Maybe two days after he died, me and my neighbor and her sister ended up holding a wake of sorts in her kitchen. There was booze and storytelling. Both of them are a little older than me, just enough to be in prime Prince story age. One told this story that is solidly friend of a friend at this point, but for sure it’s 100% true. One of Katherine’s friends met Prince at a club – I think Glam Slam (his club here downtown in the mid-90s), but I’d have to ask her. She was there with a couple girlfriends, and Prince invited them back behind the velvet rope and bought them drinks and all that.

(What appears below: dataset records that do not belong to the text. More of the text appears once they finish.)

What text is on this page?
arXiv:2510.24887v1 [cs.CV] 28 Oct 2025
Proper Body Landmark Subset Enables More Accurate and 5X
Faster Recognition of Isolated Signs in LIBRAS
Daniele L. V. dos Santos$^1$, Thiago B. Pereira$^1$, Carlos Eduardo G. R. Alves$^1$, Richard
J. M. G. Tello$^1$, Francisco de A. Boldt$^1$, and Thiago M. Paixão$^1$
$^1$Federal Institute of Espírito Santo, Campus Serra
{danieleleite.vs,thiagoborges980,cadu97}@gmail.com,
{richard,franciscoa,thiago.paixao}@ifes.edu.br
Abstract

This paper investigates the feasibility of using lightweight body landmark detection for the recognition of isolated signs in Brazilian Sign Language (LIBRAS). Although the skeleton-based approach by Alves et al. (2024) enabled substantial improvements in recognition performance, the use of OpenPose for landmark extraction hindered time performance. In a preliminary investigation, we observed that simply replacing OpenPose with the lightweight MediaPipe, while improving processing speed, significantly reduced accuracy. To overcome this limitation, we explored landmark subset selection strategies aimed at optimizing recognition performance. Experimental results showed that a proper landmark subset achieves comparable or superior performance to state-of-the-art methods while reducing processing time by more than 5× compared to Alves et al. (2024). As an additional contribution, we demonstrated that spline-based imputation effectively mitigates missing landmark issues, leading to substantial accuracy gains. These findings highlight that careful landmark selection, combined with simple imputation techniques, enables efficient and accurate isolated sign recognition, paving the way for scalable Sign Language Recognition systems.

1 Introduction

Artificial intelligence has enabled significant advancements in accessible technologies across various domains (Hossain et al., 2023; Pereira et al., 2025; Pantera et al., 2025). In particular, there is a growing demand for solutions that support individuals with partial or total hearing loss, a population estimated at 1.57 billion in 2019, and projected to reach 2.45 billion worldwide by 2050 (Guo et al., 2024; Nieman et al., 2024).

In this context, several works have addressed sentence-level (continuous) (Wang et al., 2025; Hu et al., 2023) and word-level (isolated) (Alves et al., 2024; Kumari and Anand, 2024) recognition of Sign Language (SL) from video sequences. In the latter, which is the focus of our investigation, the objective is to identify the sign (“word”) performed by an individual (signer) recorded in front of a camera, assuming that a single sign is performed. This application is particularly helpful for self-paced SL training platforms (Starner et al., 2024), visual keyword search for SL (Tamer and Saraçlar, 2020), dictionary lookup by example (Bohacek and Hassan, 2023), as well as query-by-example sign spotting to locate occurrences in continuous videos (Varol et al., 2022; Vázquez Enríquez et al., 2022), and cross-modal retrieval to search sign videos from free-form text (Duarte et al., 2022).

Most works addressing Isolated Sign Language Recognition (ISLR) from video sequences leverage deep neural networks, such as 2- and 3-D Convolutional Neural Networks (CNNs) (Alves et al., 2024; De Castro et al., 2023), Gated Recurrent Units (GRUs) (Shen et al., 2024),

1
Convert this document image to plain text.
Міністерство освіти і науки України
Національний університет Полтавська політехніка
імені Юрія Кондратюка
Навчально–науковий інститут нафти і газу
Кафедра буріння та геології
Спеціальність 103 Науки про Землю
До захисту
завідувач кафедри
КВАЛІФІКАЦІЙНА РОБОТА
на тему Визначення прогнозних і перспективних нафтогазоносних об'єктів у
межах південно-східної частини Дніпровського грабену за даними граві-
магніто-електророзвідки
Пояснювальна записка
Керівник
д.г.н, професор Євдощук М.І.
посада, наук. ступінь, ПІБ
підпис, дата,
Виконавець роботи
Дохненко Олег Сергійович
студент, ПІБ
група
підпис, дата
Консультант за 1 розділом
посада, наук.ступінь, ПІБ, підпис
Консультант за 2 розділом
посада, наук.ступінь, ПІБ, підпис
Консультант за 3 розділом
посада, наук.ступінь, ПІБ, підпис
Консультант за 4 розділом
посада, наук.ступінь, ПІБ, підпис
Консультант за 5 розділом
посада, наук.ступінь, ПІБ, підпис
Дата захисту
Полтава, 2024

Everyone hung out having a smashing time until bar close, when Prince basically invited himself back to her house using the slick “I’ll give you a ride home” macking technique. She and her roommate were game, so Prince came back to their incredibly shitty apartment. For whatever reason, she wasn’t going to sleep with him (I mean, I guess that’s a choice you could make), so she and her roommate made him tea and gave him the grand tour of their garden level apartment. Prince was horribly offended that she only had some crap futon lying on the floor, like how do you even sleep on that. So they chatted for a while, Prince got tired and went home, end of story.
Until a couple days later when dudes show up with a mattress, box spring, and bed frame, courtesy of Prince. He totally bought some rando who wouldn’t even put out a bed because he thought it was terrible that she didn’t have one. There was a nice note and no strings attached. She slept on the bed that Prince bought her for years and years. I know! I just love that man to pieces.
So that’s (one of) my Prince stories. Onward to Purple Rain!